A neutron has a slightly larger mass than the proton. These are often given in terms of an atomic mass unit, where one atomic mass unit (u) is defined as 1/12th the mass of a carbon-12 atom.

Carbon 12 Atomic Number

Einstein's famous equation relates energy and mass:

E = mc²

You can use that to prove that a mass of 1 u is equivalent to an energy of 931.5 MeV.

Something should strike you as strange about the table above. The carbon-12 atom has a mass of 12.000 u, and yet it contains 12 objects (6 protons and 6 neutrons) that each have a mass greater than 1.000 u, not to mention a small contribution from the 6 electrons.

This is true for all nuclei, that the mass of the nucleus is a little less than the mass of the individual neutrons, protons, and electrons.
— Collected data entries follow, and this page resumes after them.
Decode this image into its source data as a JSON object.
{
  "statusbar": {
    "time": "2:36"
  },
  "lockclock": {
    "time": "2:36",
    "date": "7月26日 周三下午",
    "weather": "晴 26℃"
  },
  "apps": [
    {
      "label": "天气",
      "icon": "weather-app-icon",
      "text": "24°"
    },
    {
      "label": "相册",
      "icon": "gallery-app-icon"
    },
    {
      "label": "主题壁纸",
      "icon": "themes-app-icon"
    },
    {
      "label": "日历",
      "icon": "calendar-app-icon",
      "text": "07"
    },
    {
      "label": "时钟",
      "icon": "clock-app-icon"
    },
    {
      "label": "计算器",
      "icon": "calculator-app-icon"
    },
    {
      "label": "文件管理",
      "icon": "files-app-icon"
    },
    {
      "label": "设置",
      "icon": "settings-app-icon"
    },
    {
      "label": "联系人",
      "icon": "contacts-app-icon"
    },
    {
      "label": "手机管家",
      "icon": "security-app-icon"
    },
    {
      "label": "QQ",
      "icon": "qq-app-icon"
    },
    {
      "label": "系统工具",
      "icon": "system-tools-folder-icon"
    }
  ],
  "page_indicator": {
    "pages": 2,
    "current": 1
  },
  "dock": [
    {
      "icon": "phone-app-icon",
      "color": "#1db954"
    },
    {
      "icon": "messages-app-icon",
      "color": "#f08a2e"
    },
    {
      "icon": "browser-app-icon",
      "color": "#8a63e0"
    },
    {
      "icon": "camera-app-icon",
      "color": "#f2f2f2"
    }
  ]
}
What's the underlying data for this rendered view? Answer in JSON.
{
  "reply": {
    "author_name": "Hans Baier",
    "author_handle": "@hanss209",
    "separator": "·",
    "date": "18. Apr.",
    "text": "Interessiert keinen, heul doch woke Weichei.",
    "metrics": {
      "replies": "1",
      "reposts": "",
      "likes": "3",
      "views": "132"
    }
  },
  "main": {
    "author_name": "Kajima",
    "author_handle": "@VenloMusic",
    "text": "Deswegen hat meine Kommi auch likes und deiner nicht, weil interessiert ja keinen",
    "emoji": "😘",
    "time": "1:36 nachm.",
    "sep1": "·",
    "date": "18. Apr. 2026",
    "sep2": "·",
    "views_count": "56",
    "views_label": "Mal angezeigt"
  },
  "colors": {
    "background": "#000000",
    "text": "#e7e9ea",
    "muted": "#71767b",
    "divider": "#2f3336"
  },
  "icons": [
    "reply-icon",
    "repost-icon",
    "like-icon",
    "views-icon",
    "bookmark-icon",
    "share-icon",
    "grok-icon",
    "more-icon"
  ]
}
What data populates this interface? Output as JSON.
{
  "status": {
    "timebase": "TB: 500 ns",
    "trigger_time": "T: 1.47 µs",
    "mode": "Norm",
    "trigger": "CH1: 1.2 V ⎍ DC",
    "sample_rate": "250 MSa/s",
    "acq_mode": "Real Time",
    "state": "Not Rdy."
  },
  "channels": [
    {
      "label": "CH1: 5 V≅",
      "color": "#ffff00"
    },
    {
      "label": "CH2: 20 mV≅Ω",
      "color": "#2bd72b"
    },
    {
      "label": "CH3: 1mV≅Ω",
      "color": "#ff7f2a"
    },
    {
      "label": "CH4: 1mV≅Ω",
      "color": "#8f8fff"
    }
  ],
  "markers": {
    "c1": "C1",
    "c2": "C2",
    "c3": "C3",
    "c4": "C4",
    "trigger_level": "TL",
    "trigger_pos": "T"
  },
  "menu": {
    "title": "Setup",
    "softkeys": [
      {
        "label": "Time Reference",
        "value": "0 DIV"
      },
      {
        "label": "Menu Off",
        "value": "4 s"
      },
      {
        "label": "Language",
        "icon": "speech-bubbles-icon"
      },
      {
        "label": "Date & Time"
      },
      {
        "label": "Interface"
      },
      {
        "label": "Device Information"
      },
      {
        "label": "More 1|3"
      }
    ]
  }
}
This missing mass is known as the mass defect, and represents the binding energy of the nucleus.

The binding energy is the energy you would need to put in to split the nucleus into individual protons and neutrons. To find the binding energy, add the masses of the individual protons, neutrons, and electrons, subtract the mass of the atom, and convert that mass difference to energy. For carbon-12 this gives:

Average Atomic Mass Of Carbon-12

Mass defect = Dm = 6 * 1.008664 u + 6 * 1.007276 u + 6 * 0.00054858 u - 12.000 u = 0.098931 u

What Is The Atomic Mass Of Carbon 12

The binding energy in the carbon-12 atom is therefore 0.098931 u * 931.5 MeV/u = 92.15 MeV.

The Atomic Mass Of An Element Is

In a typical nucleus the binding energy is measured in MeV, considerably larger than the few eV associated with the binding energy of electrons in the atom. Nuclear reactions involve changes in the nuclear binding energy, which is why nuclear reactions give you much more energy than chemical reactions; those involve changes in electron binding energies.